Depois de um défice de 4,5% do PIB em 2021, o resgate do FMI obriga a que o saldo orçamental primário desça para -2,5% em 2022 e 1,9% no ano seguinte. Um passo crítico para moderar “o crescimento das importações, acumular reservas, fortalecer a sustentabilidade da dívida e continuar a reduzir a dependência do banco central no financiamento do défice”, sublinha Kristalina Georgieva. A dívida em percentagem do PIB, que rondou os 80% em 2021, deverá recuar para os 76% este ano.
Como sempre, há uma lista grande de reformas pedidas ao país, como a melhoria da gestão das finanças públicas ou das reservas do banco central, uma maior eficiência na atribuição de subsídios sociais, medidas para o combate à evasão fiscal e branqueamento de capitais. O contexto económico internacional não ajuda, mas o doméstico também apresenta vários riscos.
“A persistência de uma inflação elevada e baixo crescimento pode exacerbar o descontentamento social e enfraquecer o apoio político ao programa”, alerta o FMI. “Estes riscos podem aumentar até às eleições presidenciais de outubro de 2023, se a despesa e a pressão sobre os salários se intensificar e surgirem dificuldades na implementação das reformas na assistência social”, acrescenta.

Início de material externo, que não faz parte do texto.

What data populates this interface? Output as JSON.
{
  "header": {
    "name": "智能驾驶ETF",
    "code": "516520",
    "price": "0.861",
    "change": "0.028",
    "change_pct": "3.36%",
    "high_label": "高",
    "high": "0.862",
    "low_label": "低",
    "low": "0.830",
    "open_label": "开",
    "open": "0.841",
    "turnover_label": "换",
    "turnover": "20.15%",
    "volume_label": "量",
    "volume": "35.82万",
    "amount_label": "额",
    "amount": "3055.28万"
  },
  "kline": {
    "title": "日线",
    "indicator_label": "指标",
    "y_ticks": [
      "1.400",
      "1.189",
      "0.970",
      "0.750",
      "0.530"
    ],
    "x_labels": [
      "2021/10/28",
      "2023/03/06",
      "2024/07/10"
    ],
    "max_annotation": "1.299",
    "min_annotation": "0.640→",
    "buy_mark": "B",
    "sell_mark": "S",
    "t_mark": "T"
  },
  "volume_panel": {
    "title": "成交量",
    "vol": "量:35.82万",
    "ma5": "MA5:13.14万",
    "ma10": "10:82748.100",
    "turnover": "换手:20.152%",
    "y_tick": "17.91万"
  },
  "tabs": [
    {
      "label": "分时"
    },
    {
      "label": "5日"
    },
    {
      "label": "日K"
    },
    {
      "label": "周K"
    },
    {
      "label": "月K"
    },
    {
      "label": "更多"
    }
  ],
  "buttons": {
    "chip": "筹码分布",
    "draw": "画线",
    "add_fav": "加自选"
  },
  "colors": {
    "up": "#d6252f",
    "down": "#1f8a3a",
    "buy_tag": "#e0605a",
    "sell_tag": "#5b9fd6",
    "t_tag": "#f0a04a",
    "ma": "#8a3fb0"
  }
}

A vitória no Mundial do Qatar vem dar um ânimo acrescido aos argentinos e pode até beneficiar a Argentina. Segundo um estudo do economista Marco Mello, da Universidade de Surrey, o campeão tende a registar um crescimento acrescido de 0,25 pontos nos dois trimestres seguintes. O que resulta sobretudo do impulso às exportações dado pela maior visibilidade do país e apelo dos produtos nacionais no mercado internacional.
Uma previsão que pouco dirá ao povo argentino, comprimido entre a hiperinflação, as exigências do FMI e um país politicamente fraturado. A obra de Messi e dos seus companheiros permitiu esquecer tudo isto, mesmo por um momento fugaz. “Um dia em estado de graça. Era tudo o que pedíamos. Aconteceu. Merecíamos”, escreveu Pablo Vaca no Clarín.